The process does not accommodate a remote pilot-in-command’s client, who often has a much shorter turnaround time than the typical 90 days required to process a request. Additionally, complex requests that require more than one waiver or authorization take even longer to process. Unfortunately for the FAA and public safety in general, when faced with a choice between a lengthy application process or momentarily breaking the rules, a not-insignificant number of remote pilots would rather risk taking their small drone into controlled airspace for a few minutes.
Enter LAANC, the Low Altitude Authorization and Notification Capability system. The system, which falls under the FAA UAS Data Exchange, allows commercial remote pilots to submit airspace authorization requests in their area with just a few clicks. This process takes mere seconds, compared to the usual 90-plus days. According to the FAA, LAANC “provides access to controlled airspace near airports through near real-time processing of airspace authorizations below approved altitudes in controlled airspace.” As a result, remote pilots can secure clients and fulfill requests because they can provide service in a timely manner. More importantly, companies interested in deploying drones can do so safely and legally without the lengthy waiting process.
Phoenix, Arizona remote pilot Chris Tinard said he’s used LAANC many times. “It’s great.” He was able to obtain authorization either instantly or in minutes for downtown Phoenix at altitudes of up to 100 feet. He was also able to get a different authorization up to 400 feet by Cesar Chavez High School. “I use Skyward, and it takes 2 minutes to fill out the online form.” Tinard has expressed his excitement to know that nationwide deployment is expected by the end of the summer. “Airspace authorization solves over 90% of job requests I get, so to have an instant response gives me the ability to tell my clients with confidence that I can do the job.”

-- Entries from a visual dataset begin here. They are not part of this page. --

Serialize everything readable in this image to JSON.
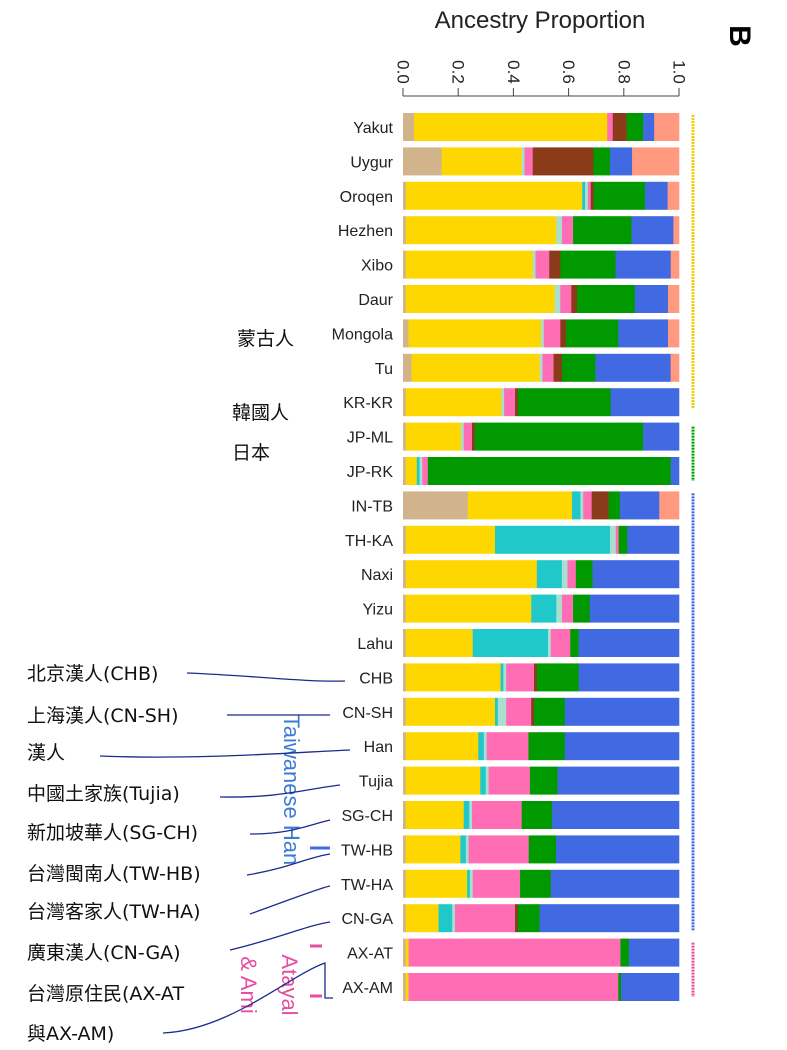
{
  "chart_data": {
    "type": "bar",
    "orientation": "horizontal-stacked",
    "title": "Ancestry Proportion",
    "panel_label": "B",
    "xlim": [
      0,
      1
    ],
    "x_ticks": [
      "0.0",
      "0.2",
      "0.4",
      "0.6",
      "0.8",
      "1.0"
    ],
    "component_colors": [
      "#d2b48c",
      "#ffd700",
      "#20c8cc",
      "#a8e0d0",
      "#ff6eb4",
      "#8b3a1a",
      "#009900",
      "#4169e1",
      "#ff9980"
    ],
    "categories": [
      "Yakut",
      "Uygur",
      "Oroqen",
      "Hezhen",
      "Xibo",
      "Daur",
      "Mongola",
      "Tu",
      "KR-KR",
      "JP-ML",
      "JP-RK",
      "IN-TB",
      "TH-KA",
      "Naxi",
      "Yizu",
      "Lahu",
      "CHB",
      "CN-SH",
      "Han",
      "Tujia",
      "SG-CH",
      "TW-HB",
      "TW-HA",
      "CN-GA",
      "AX-AT",
      "AX-AM"
    ],
    "proportions": [
      [
        0.04,
        0.7,
        0.0,
        0.0,
        0.02,
        0.05,
        0.06,
        0.04,
        0.09
      ],
      [
        0.14,
        0.29,
        0.0,
        0.01,
        0.03,
        0.22,
        0.06,
        0.08,
        0.17
      ],
      [
        0.01,
        0.62,
        0.01,
        0.01,
        0.01,
        0.01,
        0.18,
        0.08,
        0.04
      ],
      [
        0.01,
        0.54,
        0.0,
        0.02,
        0.04,
        0.0,
        0.21,
        0.15,
        0.02
      ],
      [
        0.01,
        0.46,
        0.0,
        0.01,
        0.05,
        0.04,
        0.2,
        0.2,
        0.03
      ],
      [
        0.01,
        0.54,
        0.0,
        0.02,
        0.04,
        0.02,
        0.21,
        0.12,
        0.04
      ],
      [
        0.02,
        0.48,
        0.0,
        0.01,
        0.06,
        0.02,
        0.19,
        0.18,
        0.04
      ],
      [
        0.03,
        0.46,
        0.0,
        0.01,
        0.04,
        0.03,
        0.12,
        0.27,
        0.03
      ],
      [
        0.01,
        0.35,
        0.0,
        0.01,
        0.04,
        0.01,
        0.34,
        0.25,
        0.0
      ],
      [
        0.01,
        0.2,
        0.0,
        0.01,
        0.03,
        0.01,
        0.61,
        0.13,
        0.0
      ],
      [
        0.01,
        0.04,
        0.01,
        0.01,
        0.02,
        0.0,
        0.88,
        0.03,
        0.0
      ],
      [
        0.23,
        0.37,
        0.03,
        0.01,
        0.03,
        0.06,
        0.04,
        0.14,
        0.07
      ],
      [
        0.01,
        0.31,
        0.4,
        0.02,
        0.01,
        0.0,
        0.03,
        0.18,
        0.0
      ],
      [
        0.01,
        0.47,
        0.09,
        0.02,
        0.03,
        0.0,
        0.06,
        0.31,
        0.0
      ],
      [
        0.01,
        0.45,
        0.09,
        0.02,
        0.04,
        0.0,
        0.06,
        0.32,
        0.0
      ],
      [
        0.01,
        0.24,
        0.27,
        0.01,
        0.07,
        0.0,
        0.03,
        0.36,
        0.0
      ],
      [
        0.01,
        0.34,
        0.01,
        0.01,
        0.1,
        0.01,
        0.15,
        0.36,
        0.0
      ],
      [
        0.01,
        0.32,
        0.01,
        0.03,
        0.09,
        0.01,
        0.11,
        0.41,
        0.0
      ],
      [
        0.01,
        0.26,
        0.02,
        0.01,
        0.15,
        0.0,
        0.13,
        0.41,
        0.0
      ],
      [
        0.01,
        0.27,
        0.02,
        0.01,
        0.15,
        0.0,
        0.1,
        0.44,
        0.0
      ],
      [
        0.01,
        0.21,
        0.02,
        0.01,
        0.18,
        0.0,
        0.11,
        0.46,
        0.0
      ],
      [
        0.01,
        0.2,
        0.02,
        0.01,
        0.22,
        0.0,
        0.1,
        0.45,
        0.0
      ],
      [
        0.01,
        0.22,
        0.01,
        0.01,
        0.17,
        0.0,
        0.11,
        0.46,
        0.0
      ],
      [
        0.01,
        0.12,
        0.05,
        0.01,
        0.22,
        0.01,
        0.08,
        0.51,
        0.0
      ],
      [
        0.01,
        0.01,
        0.0,
        0.0,
        0.76,
        0.0,
        0.03,
        0.18,
        0.0
      ],
      [
        0.01,
        0.01,
        0.0,
        0.0,
        0.76,
        0.0,
        0.01,
        0.21,
        0.0
      ]
    ],
    "groups": [
      {
        "label": "Taiwanese Han",
        "color": "#3a7bd5"
      },
      {
        "label": "Atayal",
        "color": "#e64ea0"
      },
      {
        "label": "& Ami",
        "color": "#e64ea0"
      }
    ]
  },
  "annotations": [
    {
      "text": "蒙古人",
      "target": "Mongola"
    },
    {
      "text": "韓國人",
      "target": "KR-KR"
    },
    {
      "text": "日本",
      "target": "JP-ML"
    },
    {
      "text": "北京漢人(CHB)",
      "target": "CHB"
    },
    {
      "text": "上海漢人(CN-SH)",
      "target": "CN-SH"
    },
    {
      "text": "漢人",
      "target": "Han"
    },
    {
      "text": "中國土家族(Tujia)",
      "target": "Tujia"
    },
    {
      "text": "新加坡華人(SG-CH)",
      "target": "SG-CH"
    },
    {
      "text": "台灣閩南人(TW-HB)",
      "target": "TW-HB"
    },
    {
      "text": "台灣客家人(TW-HA)",
      "target": "TW-HA"
    },
    {
      "text": "廣東漢人(CN-GA)",
      "target": "CN-GA"
    },
    {
      "text": "台灣原住民(AX-AT",
      "target": "AX-AT"
    },
    {
      "text": "與AX-AM)",
      "target": "AX-AM"
    }
  ]
}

The LAANC system is rolling out in waves across the United States. The first wave rolled out on April 30th, 2018, in the South Central region. On May 24th, 2018, Wave 2 will expand into the Western North USA. By the end of September, nearly 300 ATC facilities across the country will accommodate LAANC authorization, providing coverage for about 500 airports and their controlled airspace.
How to Use LAANC
To obtain authorization using LAANC, you’ll actually be submitting your request to a third-party company that has contracted with the FAA to provide LAANC services. These companies verify that requests are compliant with flight restrictions in effect, NOTAMs, and other data before granting authorization. Only four companies have been approved so far, but as the system rolls out and usage becomes more commonplace, expect to see more companies added to the list. A list of currently approved LAANC service suppliers can be found on the UAS Data Exchange website.
The FAA anticipates that the improved flexibility in operation planning will reduce UAS controlled airspace non-compliance by 30%. We appreciate that the FAA has responded to a problem plaguing many remote pilots in a constructive way. By creating a more efficient process for obtaining waivers or authorizations, the FAA has encouraged remote pilots to take the proper steps toward increasing safety in the national airspace system.